Worum es bei uns geht
This group is for those who believe in most of the following:
• data science is overhyped
• too many data science applications don't solve or even exacerbate today's most pressing problems. Examples can be found in advertising where the goal is to maximize revenue without necessarily taking into account whether the advertised product/service is sustainable (w.r.t. resource waste, customer health, working conditions, etc.). Another example is automated news generation because people don't need more news nowadays, but good quality news, enriched with in-depth discussions.
• there is too much focus on less important aspects of data science, like the choice of the machine learning algorithm, rather, one should focus on the more important aspects such as: data management (obtaining, validating, cleaning data, etc.), robust data-consuming processes (robust under missing & invalid data, the timing of other processes, etc.), data protection, choice of model and validation (instead of just blindly feeding more data to a model -> bias/variance tradeoff), company culture, etc.

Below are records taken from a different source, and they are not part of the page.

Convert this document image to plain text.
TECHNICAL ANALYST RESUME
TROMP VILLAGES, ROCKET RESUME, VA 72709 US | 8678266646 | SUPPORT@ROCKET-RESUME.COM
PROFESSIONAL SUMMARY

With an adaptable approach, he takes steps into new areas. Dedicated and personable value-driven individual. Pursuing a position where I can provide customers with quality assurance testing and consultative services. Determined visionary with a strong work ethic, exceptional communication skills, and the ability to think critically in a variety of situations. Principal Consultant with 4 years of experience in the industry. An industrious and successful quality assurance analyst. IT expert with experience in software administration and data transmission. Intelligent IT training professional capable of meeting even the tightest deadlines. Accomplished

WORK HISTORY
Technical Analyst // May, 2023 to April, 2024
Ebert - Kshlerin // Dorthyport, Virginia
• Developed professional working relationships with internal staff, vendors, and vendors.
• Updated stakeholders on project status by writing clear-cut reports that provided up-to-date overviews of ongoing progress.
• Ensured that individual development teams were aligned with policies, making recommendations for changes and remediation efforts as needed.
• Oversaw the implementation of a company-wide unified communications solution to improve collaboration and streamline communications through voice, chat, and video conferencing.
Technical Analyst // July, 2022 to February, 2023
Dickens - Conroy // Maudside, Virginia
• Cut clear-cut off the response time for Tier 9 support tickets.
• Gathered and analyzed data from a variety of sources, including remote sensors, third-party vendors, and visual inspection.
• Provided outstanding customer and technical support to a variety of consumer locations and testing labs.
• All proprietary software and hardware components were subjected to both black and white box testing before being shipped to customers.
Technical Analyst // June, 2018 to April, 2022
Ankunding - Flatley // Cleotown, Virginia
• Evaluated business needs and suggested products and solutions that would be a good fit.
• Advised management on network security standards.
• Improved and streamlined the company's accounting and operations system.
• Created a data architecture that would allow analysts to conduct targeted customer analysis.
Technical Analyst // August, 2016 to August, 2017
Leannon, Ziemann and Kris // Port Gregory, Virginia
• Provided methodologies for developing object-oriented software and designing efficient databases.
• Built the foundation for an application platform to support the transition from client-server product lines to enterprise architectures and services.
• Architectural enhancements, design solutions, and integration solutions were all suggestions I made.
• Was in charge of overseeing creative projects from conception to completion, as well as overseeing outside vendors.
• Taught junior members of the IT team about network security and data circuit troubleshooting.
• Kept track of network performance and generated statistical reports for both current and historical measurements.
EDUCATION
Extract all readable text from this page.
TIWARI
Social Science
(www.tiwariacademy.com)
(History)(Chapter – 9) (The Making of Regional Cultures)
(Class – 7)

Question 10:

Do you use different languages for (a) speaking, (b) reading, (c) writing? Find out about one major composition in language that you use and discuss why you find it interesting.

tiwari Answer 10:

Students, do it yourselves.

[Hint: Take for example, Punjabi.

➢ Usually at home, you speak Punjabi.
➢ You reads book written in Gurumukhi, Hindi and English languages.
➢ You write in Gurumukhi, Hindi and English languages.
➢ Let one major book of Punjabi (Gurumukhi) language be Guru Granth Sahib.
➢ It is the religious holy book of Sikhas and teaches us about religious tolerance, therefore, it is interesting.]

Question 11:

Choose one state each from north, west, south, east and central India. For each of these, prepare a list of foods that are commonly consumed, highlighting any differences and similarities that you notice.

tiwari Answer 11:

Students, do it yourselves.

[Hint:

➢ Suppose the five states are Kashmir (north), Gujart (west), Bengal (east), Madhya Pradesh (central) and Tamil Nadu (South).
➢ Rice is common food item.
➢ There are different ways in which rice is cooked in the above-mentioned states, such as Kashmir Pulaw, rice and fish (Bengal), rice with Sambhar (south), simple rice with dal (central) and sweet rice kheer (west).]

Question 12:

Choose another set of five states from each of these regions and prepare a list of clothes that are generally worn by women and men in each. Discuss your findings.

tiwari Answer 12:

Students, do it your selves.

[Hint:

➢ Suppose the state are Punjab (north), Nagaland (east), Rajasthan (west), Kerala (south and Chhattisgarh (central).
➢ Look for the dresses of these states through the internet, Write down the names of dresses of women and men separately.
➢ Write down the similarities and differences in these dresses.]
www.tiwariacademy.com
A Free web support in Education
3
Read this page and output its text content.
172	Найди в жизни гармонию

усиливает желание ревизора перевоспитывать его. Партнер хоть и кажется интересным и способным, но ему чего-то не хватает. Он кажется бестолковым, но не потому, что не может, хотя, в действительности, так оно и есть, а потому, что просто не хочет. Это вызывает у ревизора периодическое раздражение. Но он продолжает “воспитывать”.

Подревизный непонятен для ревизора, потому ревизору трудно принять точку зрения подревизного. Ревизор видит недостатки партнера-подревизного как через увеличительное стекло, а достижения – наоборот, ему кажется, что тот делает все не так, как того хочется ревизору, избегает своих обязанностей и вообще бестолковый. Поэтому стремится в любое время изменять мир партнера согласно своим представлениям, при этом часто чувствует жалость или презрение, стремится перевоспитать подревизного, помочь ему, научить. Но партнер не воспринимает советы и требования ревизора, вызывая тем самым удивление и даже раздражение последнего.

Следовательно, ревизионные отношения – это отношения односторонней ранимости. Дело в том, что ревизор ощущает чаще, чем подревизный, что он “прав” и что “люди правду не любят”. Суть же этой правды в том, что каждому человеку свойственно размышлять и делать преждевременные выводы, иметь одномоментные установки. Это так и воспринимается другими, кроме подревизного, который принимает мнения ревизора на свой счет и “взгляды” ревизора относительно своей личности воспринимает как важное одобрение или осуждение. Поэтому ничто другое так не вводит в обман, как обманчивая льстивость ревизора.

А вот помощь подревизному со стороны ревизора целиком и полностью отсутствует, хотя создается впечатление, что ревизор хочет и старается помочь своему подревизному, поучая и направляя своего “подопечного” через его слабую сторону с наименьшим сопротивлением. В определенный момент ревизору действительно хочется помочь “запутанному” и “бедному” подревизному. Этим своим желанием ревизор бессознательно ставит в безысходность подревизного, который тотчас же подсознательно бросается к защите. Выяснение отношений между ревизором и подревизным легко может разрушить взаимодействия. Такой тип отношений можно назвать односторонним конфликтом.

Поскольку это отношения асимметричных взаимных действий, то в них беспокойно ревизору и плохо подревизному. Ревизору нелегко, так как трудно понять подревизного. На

• at some point data science exhibits diminishing returns, not least because the cost for maintaining and extending associated data, software, and documentation, becomes more costly than the gains from it
• to make data science more sustainable, practitioners must exchange best practices, especially when it comes to data management
Thus, if you want to calm the data science hype, hear and talk about truly useful applications, focus on its most important aspects, learn and convey its limitations, and exchange best practices, then this group is for you! In our Meetups we will present concrete data science use cases and discuss the above aspects for them.